W Europie mamy obecnie chwilę z bardziej spokojną pogodą. Niż, który przynosił silne wiatry w zachodniej i północno-zachodniej części naszego kontynentu, odsunął się nad Finlandię i wypełnił się, natomiast nad rejonem Ukrainy, Mołdawii i Rumunii tworzy się wyż, który klinem sięga po Czechy, a nawet Niemcy, zapewniając w Polsce przez ok. 36 najbliższych godzin dość spokojną pogodę. Dodatkowo dzisiaj w całej południowej połowie kraju powinno na dłużej zaświecić słońce, a temperatura wyniesie kilka stopni powyżej zera.
Trzeba jednak pamiętać, że od jakiegoś czasu nad Atlantykiem utrzymuje się układ pogodowy odpowiedzialny za cyrkulację strefową. Oznacza to, że na samej północy tego oceanu, w rejonie Islandii, panuje rozległy niż, podczas gdy w okolicach Azorów zalega wyż. Pomiędzy tymi ośrodkami tworzy się dość spora różnica temperatur odpowiedzialna m.in. za powstawanie silnego prądu strumieniowego, którego oś skierowana jest ku Europie. W smudze prądu strumieniowego, na południe od głównego ośrodka niżowego, tworzą się zaburzenia, na mapach dolnych widoczne często w postaci zafalowań na froncie polarnym.
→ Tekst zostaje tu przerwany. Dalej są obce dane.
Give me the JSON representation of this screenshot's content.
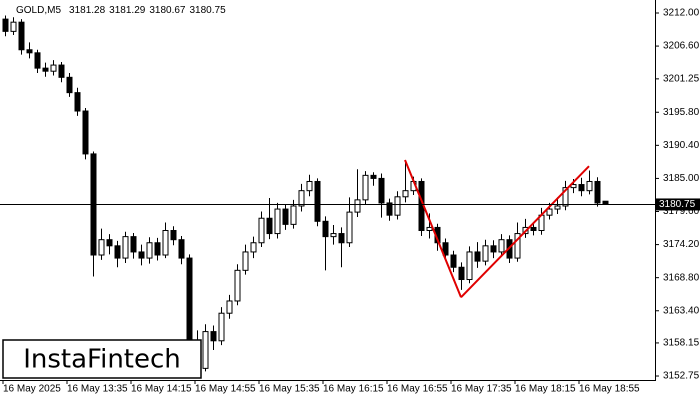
{
  "chart_data": {
    "type": "candlestick",
    "symbol": "GOLD,M5",
    "logo": "InstaFintech",
    "bull_color": "#ffffff",
    "bear_color": "#000000",
    "outline_color": "#000000",
    "categories": [
      "16 May 2025",
      null,
      null,
      null,
      null,
      null,
      null,
      null,
      "16 May 13:35",
      null,
      null,
      null,
      null,
      null,
      null,
      null,
      "16 May 14:15",
      null,
      null,
      null,
      null,
      null,
      null,
      null,
      "16 May 14:55",
      null,
      null,
      null,
      null,
      null,
      null,
      null,
      "16 May 15:35",
      null,
      null,
      null,
      null,
      null,
      null,
      null,
      "16 May 16:15",
      null,
      null,
      null,
      null,
      null,
      null,
      null,
      "16 May 16:55",
      null,
      null,
      null,
      null,
      null,
      null,
      null,
      "16 May 17:35",
      null,
      null,
      null,
      null,
      null,
      null,
      null,
      "16 May 18:15",
      null,
      null,
      null,
      null,
      null,
      null,
      null,
      "16 May 18:55",
      null,
      null,
      null
    ],
    "open": [
      3211.0,
      3209.0,
      3210.5,
      3206.0,
      3205.5,
      3203.0,
      3202.5,
      3203.5,
      3201.5,
      3199.0,
      3196.0,
      3189.0,
      3172.5,
      3175.0,
      3174.0,
      3172.0,
      3175.5,
      3173.0,
      3172.0,
      3174.5,
      3172.5,
      3176.5,
      3175.0,
      3172.0,
      3158.0,
      3154.0,
      3160.0,
      3158.5,
      3163.0,
      3165.0,
      3170.0,
      3173.0,
      3174.5,
      3178.5,
      3176.0,
      3180.0,
      3177.5,
      3180.5,
      3183.0,
      3184.5,
      3178.0,
      3175.5,
      3176.0,
      3174.5,
      3179.5,
      3181.5,
      3185.5,
      3185.0,
      3181.0,
      3179.0,
      3182.0,
      3183.0,
      3184.5,
      3176.5,
      3177.0,
      3174.5,
      3172.5,
      3170.5,
      3168.5,
      3173.0,
      3171.5,
      3174.0,
      3173.0,
      3175.0,
      3172.0,
      3176.0,
      3177.0,
      3176.5,
      3179.0,
      3180.0,
      3180.5,
      3183.5,
      3184.0,
      3183.0,
      3184.5,
      3181.28
    ],
    "high": [
      3211.6,
      3211.3,
      3211.0,
      3207.2,
      3206.0,
      3203.9,
      3204.3,
      3204.0,
      3202.2,
      3199.8,
      3196.5,
      3189.4,
      3176.8,
      3175.9,
      3174.8,
      3176.3,
      3176.1,
      3174.2,
      3175.4,
      3175.3,
      3177.8,
      3177.2,
      3175.6,
      3172.6,
      3160.2,
      3161.2,
      3161.0,
      3164.0,
      3166.0,
      3171.0,
      3174.2,
      3175.5,
      3179.6,
      3181.8,
      3181.0,
      3180.7,
      3181.5,
      3184.1,
      3185.6,
      3185.0,
      3178.8,
      3177.4,
      3177.0,
      3181.9,
      3186.5,
      3186.2,
      3186.0,
      3185.8,
      3181.7,
      3182.9,
      3187.9,
      3185.3,
      3185.0,
      3179.3,
      3177.6,
      3175.2,
      3173.2,
      3171.3,
      3173.9,
      3174.6,
      3175.0,
      3174.9,
      3175.9,
      3175.7,
      3177.8,
      3178.4,
      3177.8,
      3180.2,
      3181.0,
      3181.9,
      3184.6,
      3184.9,
      3185.1,
      3186.3,
      3185.2,
      3181.29
    ],
    "low": [
      3208.2,
      3208.4,
      3205.2,
      3204.6,
      3202.2,
      3201.6,
      3201.8,
      3200.7,
      3198.3,
      3195.2,
      3188.1,
      3169.0,
      3171.7,
      3172.6,
      3170.5,
      3171.2,
      3171.9,
      3170.8,
      3171.1,
      3171.6,
      3172.0,
      3174.1,
      3171.0,
      3156.5,
      3152.9,
      3153.5,
      3157.0,
      3157.8,
      3162.1,
      3164.3,
      3169.3,
      3172.0,
      3173.8,
      3175.1,
      3175.2,
      3176.6,
      3176.8,
      3179.6,
      3182.1,
      3177.2,
      3170.0,
      3174.2,
      3170.5,
      3173.8,
      3178.7,
      3180.8,
      3183.8,
      3178.6,
      3178.1,
      3178.3,
      3181.1,
      3182.3,
      3175.6,
      3175.2,
      3173.2,
      3171.6,
      3169.7,
      3166.8,
      3167.9,
      3170.4,
      3170.8,
      3172.0,
      3172.3,
      3171.2,
      3171.4,
      3175.3,
      3175.7,
      3175.8,
      3178.3,
      3179.2,
      3179.8,
      3182.6,
      3182.1,
      3182.4,
      3180.4,
      3180.67
    ],
    "close": [
      3209.0,
      3210.5,
      3206.0,
      3205.5,
      3203.0,
      3202.5,
      3203.5,
      3201.5,
      3199.0,
      3196.0,
      3189.0,
      3172.5,
      3175.0,
      3174.0,
      3172.0,
      3175.5,
      3173.0,
      3172.0,
      3174.5,
      3172.5,
      3176.5,
      3175.0,
      3172.0,
      3158.0,
      3154.0,
      3160.0,
      3158.5,
      3163.0,
      3165.0,
      3170.0,
      3173.0,
      3174.5,
      3178.5,
      3176.0,
      3180.0,
      3177.5,
      3180.5,
      3183.0,
      3184.5,
      3178.0,
      3175.5,
      3176.0,
      3174.5,
      3179.5,
      3181.5,
      3185.5,
      3185.0,
      3181.0,
      3179.0,
      3182.0,
      3183.0,
      3184.5,
      3176.5,
      3177.0,
      3174.5,
      3172.5,
      3170.5,
      3168.5,
      3173.0,
      3171.5,
      3174.0,
      3173.0,
      3175.0,
      3172.0,
      3176.0,
      3177.0,
      3176.5,
      3179.0,
      3180.0,
      3180.5,
      3183.5,
      3184.0,
      3183.0,
      3184.5,
      3181.0,
      3180.75
    ],
    "pattern": {
      "color": "#e00000",
      "points": [
        {
          "x": 50,
          "y": 3188.0
        },
        {
          "x": 57,
          "y": 3165.6
        },
        {
          "x": 73,
          "y": 3187.0
        }
      ]
    },
    "ylim": [
      3152.1,
      3214.12
    ],
    "yticks": [
      {
        "value": 3212,
        "label": "3212.00"
      },
      {
        "value": 3206.6,
        "label": "3206.60"
      },
      {
        "value": 3201.25,
        "label": "3201.25"
      },
      {
        "value": 3195.8,
        "label": "3195.80"
      },
      {
        "value": 3190.4,
        "label": "3190.40"
      },
      {
        "value": 3185,
        "label": "3185.00"
      },
      {
        "value": 3179.6,
        "label": "3179.60"
      },
      {
        "value": 3174.2,
        "label": "3174.20"
      },
      {
        "value": 3168.8,
        "label": "3168.80"
      },
      {
        "value": 3163.4,
        "label": "3163.40"
      },
      {
        "value": 3158.15,
        "label": "3158.15"
      },
      {
        "value": 3152.75,
        "label": "3152.75"
      }
    ],
    "grid": false
  }
}
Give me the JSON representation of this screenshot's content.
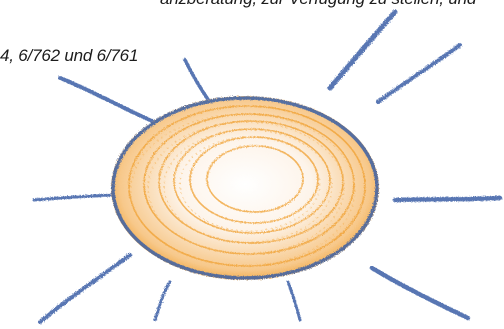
{
  "text": {
    "line_1": "anzberatung, zur Verfügung zu stellen, und",
    "line_2": "4, 6/762 und 6/761"
  },
  "illustration": {
    "name": "crayon-sun",
    "ray_color": "#3a5fa6",
    "sun_outline_color": "#3a5fa6",
    "sun_fill_color": "#f0a030"
  }
}
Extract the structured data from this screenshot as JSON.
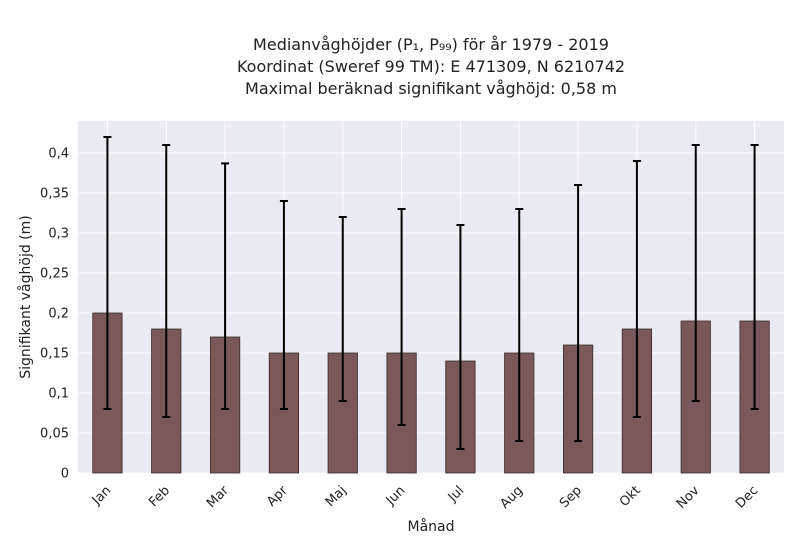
{
  "chart_data": {
    "type": "bar",
    "title_lines": [
      "Medianvåghöjder (P₁, P₉₉) för år 1979 - 2019",
      "Koordinat (Sweref 99 TM): E 471309, N 6210742",
      "Maximal beräknad signifikant våghöjd: 0,58 m"
    ],
    "xlabel": "Månad",
    "ylabel": "Signifikant våghöjd (m)",
    "categories": [
      "Jan",
      "Feb",
      "Mar",
      "Apr",
      "Maj",
      "Jun",
      "Jul",
      "Aug",
      "Sep",
      "Okt",
      "Nov",
      "Dec"
    ],
    "values": [
      0.2,
      0.18,
      0.17,
      0.15,
      0.15,
      0.15,
      0.14,
      0.15,
      0.16,
      0.18,
      0.19,
      0.19
    ],
    "p1": [
      0.08,
      0.07,
      0.08,
      0.08,
      0.09,
      0.06,
      0.03,
      0.04,
      0.04,
      0.07,
      0.09,
      0.08
    ],
    "p99": [
      0.42,
      0.41,
      0.387,
      0.34,
      0.32,
      0.33,
      0.31,
      0.33,
      0.36,
      0.39,
      0.41,
      0.41
    ],
    "ylim": [
      0,
      0.44
    ],
    "yticks": [
      0,
      0.05,
      0.1,
      0.15,
      0.2,
      0.25,
      0.3,
      0.35,
      0.4
    ],
    "ytick_labels": [
      "0",
      "0,05",
      "0,1",
      "0,15",
      "0,2",
      "0,25",
      "0,3",
      "0,35",
      "0,4"
    ],
    "grid": true,
    "colors": {
      "bar": "#7a5759",
      "bar_edge": "#3b2b2c",
      "error": "#000000",
      "plot_bg": "#eaeaf2",
      "grid": "#ffffff"
    }
  }
}
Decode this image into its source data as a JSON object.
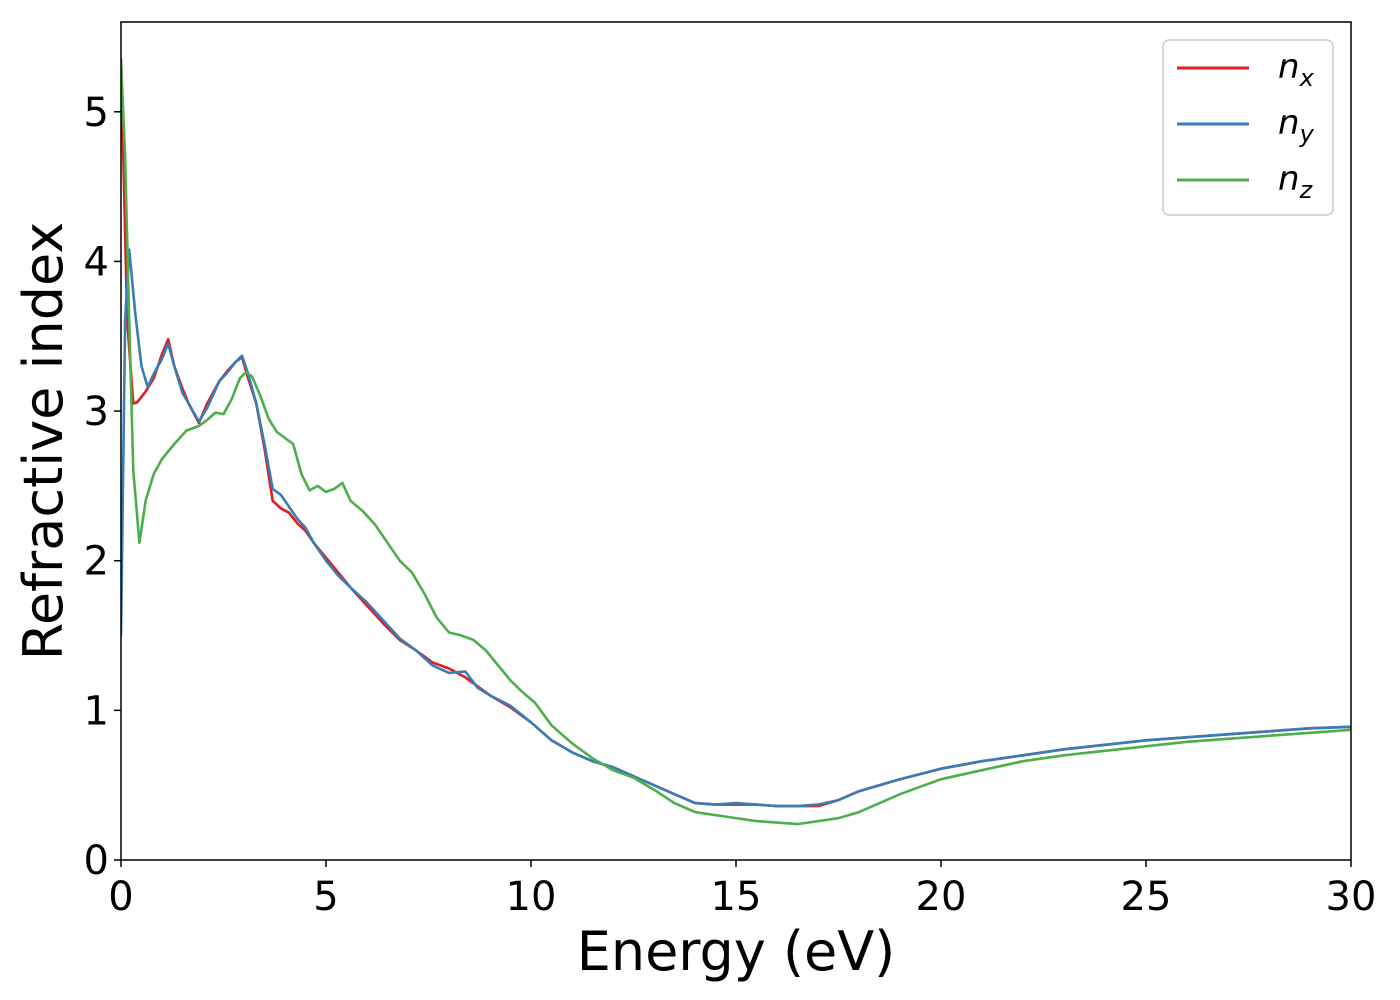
{
  "chart_data": {
    "type": "line",
    "title": "",
    "xlabel": "Energy (eV)",
    "ylabel": "Refractive index",
    "xlim": [
      0,
      30
    ],
    "ylim": [
      0,
      5.6
    ],
    "xticks": [
      0,
      5,
      10,
      15,
      20,
      25,
      30
    ],
    "yticks": [
      0,
      1,
      2,
      3,
      4,
      5
    ],
    "grid": false,
    "legend_position": "top-right",
    "series": [
      {
        "name": "n",
        "subscript": "x",
        "color": "#e41a1c",
        "x": [
          0,
          0.05,
          0.15,
          0.3,
          0.4,
          0.6,
          0.8,
          1.0,
          1.15,
          1.3,
          1.5,
          1.65,
          1.9,
          2.1,
          2.4,
          2.6,
          2.8,
          2.95,
          3.1,
          3.3,
          3.5,
          3.7,
          3.9,
          4.1,
          4.3,
          4.5,
          4.7,
          5.0,
          5.3,
          5.6,
          6.0,
          6.4,
          6.8,
          7.2,
          7.6,
          8.0,
          8.4,
          8.7,
          9.0,
          9.5,
          10.0,
          10.5,
          11.0,
          11.5,
          12.0,
          12.5,
          13.0,
          13.5,
          14.0,
          14.5,
          15.0,
          15.5,
          16.0,
          16.5,
          17.0,
          17.5,
          18.0,
          19.0,
          20.0,
          21.0,
          22.0,
          23.0,
          24.0,
          25.0,
          26.0,
          27.0,
          28.0,
          29.0,
          30.0
        ],
        "y": [
          5.35,
          4.8,
          3.6,
          3.05,
          3.06,
          3.13,
          3.22,
          3.38,
          3.48,
          3.3,
          3.15,
          3.05,
          2.92,
          3.05,
          3.2,
          3.27,
          3.33,
          3.36,
          3.22,
          3.05,
          2.75,
          2.4,
          2.35,
          2.32,
          2.25,
          2.2,
          2.12,
          2.02,
          1.92,
          1.82,
          1.7,
          1.58,
          1.47,
          1.4,
          1.32,
          1.28,
          1.22,
          1.16,
          1.1,
          1.02,
          0.92,
          0.8,
          0.72,
          0.66,
          0.62,
          0.56,
          0.5,
          0.44,
          0.38,
          0.37,
          0.37,
          0.37,
          0.36,
          0.36,
          0.36,
          0.4,
          0.46,
          0.54,
          0.61,
          0.66,
          0.7,
          0.74,
          0.77,
          0.8,
          0.82,
          0.84,
          0.86,
          0.88,
          0.89
        ]
      },
      {
        "name": "n",
        "subscript": "y",
        "color": "#377eb8",
        "x": [
          0,
          0.1,
          0.2,
          0.35,
          0.5,
          0.65,
          0.8,
          1.0,
          1.15,
          1.3,
          1.5,
          1.65,
          1.9,
          2.1,
          2.4,
          2.6,
          2.8,
          2.95,
          3.1,
          3.3,
          3.5,
          3.7,
          3.9,
          4.1,
          4.3,
          4.5,
          4.7,
          5.0,
          5.3,
          5.6,
          6.0,
          6.4,
          6.8,
          7.2,
          7.6,
          8.0,
          8.4,
          8.7,
          9.0,
          9.5,
          10.0,
          10.5,
          11.0,
          11.5,
          12.0,
          12.5,
          13.0,
          13.5,
          14.0,
          14.5,
          15.0,
          15.5,
          16.0,
          16.5,
          17.0,
          17.5,
          18.0,
          19.0,
          20.0,
          21.0,
          22.0,
          23.0,
          24.0,
          25.0,
          26.0,
          27.0,
          28.0,
          29.0,
          30.0
        ],
        "y": [
          1.5,
          3.6,
          4.08,
          3.65,
          3.3,
          3.16,
          3.25,
          3.35,
          3.45,
          3.3,
          3.12,
          3.05,
          2.93,
          3.02,
          3.2,
          3.26,
          3.33,
          3.37,
          3.25,
          3.05,
          2.78,
          2.48,
          2.44,
          2.36,
          2.28,
          2.22,
          2.12,
          2.0,
          1.9,
          1.82,
          1.72,
          1.6,
          1.48,
          1.4,
          1.3,
          1.25,
          1.26,
          1.15,
          1.1,
          1.03,
          0.92,
          0.8,
          0.72,
          0.66,
          0.62,
          0.56,
          0.5,
          0.44,
          0.38,
          0.37,
          0.38,
          0.37,
          0.36,
          0.36,
          0.37,
          0.4,
          0.46,
          0.54,
          0.61,
          0.66,
          0.7,
          0.74,
          0.77,
          0.8,
          0.82,
          0.84,
          0.86,
          0.88,
          0.89
        ]
      },
      {
        "name": "n",
        "subscript": "z",
        "color": "#4daf4a",
        "x": [
          0,
          0.1,
          0.2,
          0.3,
          0.45,
          0.6,
          0.8,
          1.0,
          1.3,
          1.6,
          1.9,
          2.1,
          2.3,
          2.5,
          2.7,
          2.9,
          3.05,
          3.2,
          3.4,
          3.6,
          3.8,
          4.0,
          4.2,
          4.4,
          4.6,
          4.8,
          5.0,
          5.2,
          5.4,
          5.6,
          5.9,
          6.2,
          6.5,
          6.8,
          7.1,
          7.4,
          7.7,
          8.0,
          8.3,
          8.6,
          8.9,
          9.2,
          9.5,
          9.8,
          10.1,
          10.5,
          11.0,
          11.5,
          12.0,
          12.5,
          13.0,
          13.5,
          14.0,
          14.5,
          15.0,
          15.5,
          16.0,
          16.5,
          17.0,
          17.5,
          18.0,
          19.0,
          20.0,
          21.0,
          22.0,
          23.0,
          24.0,
          25.0,
          26.0,
          27.0,
          28.0,
          29.0,
          30.0
        ],
        "y": [
          5.35,
          4.7,
          3.6,
          2.6,
          2.12,
          2.4,
          2.58,
          2.68,
          2.78,
          2.87,
          2.9,
          2.94,
          2.99,
          2.98,
          3.08,
          3.22,
          3.26,
          3.23,
          3.1,
          2.95,
          2.86,
          2.82,
          2.78,
          2.58,
          2.47,
          2.5,
          2.46,
          2.48,
          2.52,
          2.4,
          2.33,
          2.24,
          2.12,
          2.0,
          1.92,
          1.78,
          1.62,
          1.52,
          1.5,
          1.47,
          1.4,
          1.3,
          1.2,
          1.12,
          1.05,
          0.9,
          0.78,
          0.68,
          0.6,
          0.55,
          0.47,
          0.38,
          0.32,
          0.3,
          0.28,
          0.26,
          0.25,
          0.24,
          0.26,
          0.28,
          0.32,
          0.44,
          0.54,
          0.6,
          0.66,
          0.7,
          0.73,
          0.76,
          0.79,
          0.81,
          0.83,
          0.85,
          0.87
        ]
      }
    ]
  }
}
Gdy zafalowanie pokryje się z dynamiczną krótką falą górną, na skutek oddziaływania bardzo dużej wirowości (na którą się składa tendencja do skręcania wiatru na danym obszarze oraz jego prędkość) tworzy się potężny ośrodek niżowy, który często dociera w rejon Morza Bałtyckiego i powoduje potężne wichury w znacznej części Starego Kontynentu. Dlatego rola silnego prądu strumieniowego jest tak ważna, gdy mówimy o zbliżających się do Europy orkanach.
W najbliższym czasie nad Atlantykiem utworzy się głęboki niż, który jednak nie będzie bezpośrednio związany z prądem strumieniowym. Jego ośrodek uformuje się w nocy z niedzieli na poniedziałek na południe od Grenlandii, gdzie w górnej troposferze będzie w miarę spokojnie. Jego główną przyczyną powstania wydaje się spory poziomy gradient temperatury spodziewany w tym rejonie. Niż ten jednak będzie kierować się powoli na południowy wschód, jednocześnie pogłębiając się. W nocy z poniedziałku na wtorek ośrodek ten przybliży się znacząco do prądu strumieniowego, jednocześnie bardzo szybko przybierze na sile. Wygląda na to, że w Wyspy Brytyjskie po raz kolejny uderzy wiatr o sile huraganu związany z niżem, w którego centrum ciśnienie spadnie do ok. 950 hPa. W dalszej perspektywie niż ten przesunie się na północny wschód, a za nim, na smudze silnego prądu strumieniowego, ma powstać jeszcze groźniejszy układ. W tej chwili jednak nie ma sensu rozwijać wątku o tymże układzie, gdyż prognozy na ponad 100 godzin są dość niepewne.
Wróćmy jeszcze do wtorku. Okazuje się bowiem, że wraz z przybliżaniem się niżu do Europy Zachodniej, pojawi się bardzo duży poziomy gradient ciśnienia, zwłaszcza nad Francją, Krajami Beneluksu i Niemcami. Tu też bardzo mocno powieje – prędkość południowo-zachodniego wiatru na obszarze nizinnym może osiągać tam wartości w porywach ok. 25-30 m/s, a na terenach wyżynnych i górskich jeszcze więcej. Winowajcą tego zamieszania, oprócz niżu brytyjskiego, będzie klin wyżowy, który oderwie się od wału wyżowego rozciągającego się od Azorów po Hiszpanię, przejdzie przez południową Francję i Szwajcarię, a następnie w postaci słabego i niewielkiego wyżu znajdzie się nad Słowenią, gdzie skończy swój żywot. Tak więc zapowiada się bardzo ciekawy i zarazem groźny okres, jeśli chodzi o pogodę w Europie. Groźne zjawiska pogodowe nie ominą też Polski (we wtorek będziemy musieli liczyć się z silnym halnym, zwłaszcza w Sudetach), jednak ich siła powinna póki co być znacznie mniejsza, niż u naszych zachodnich sąsiadów.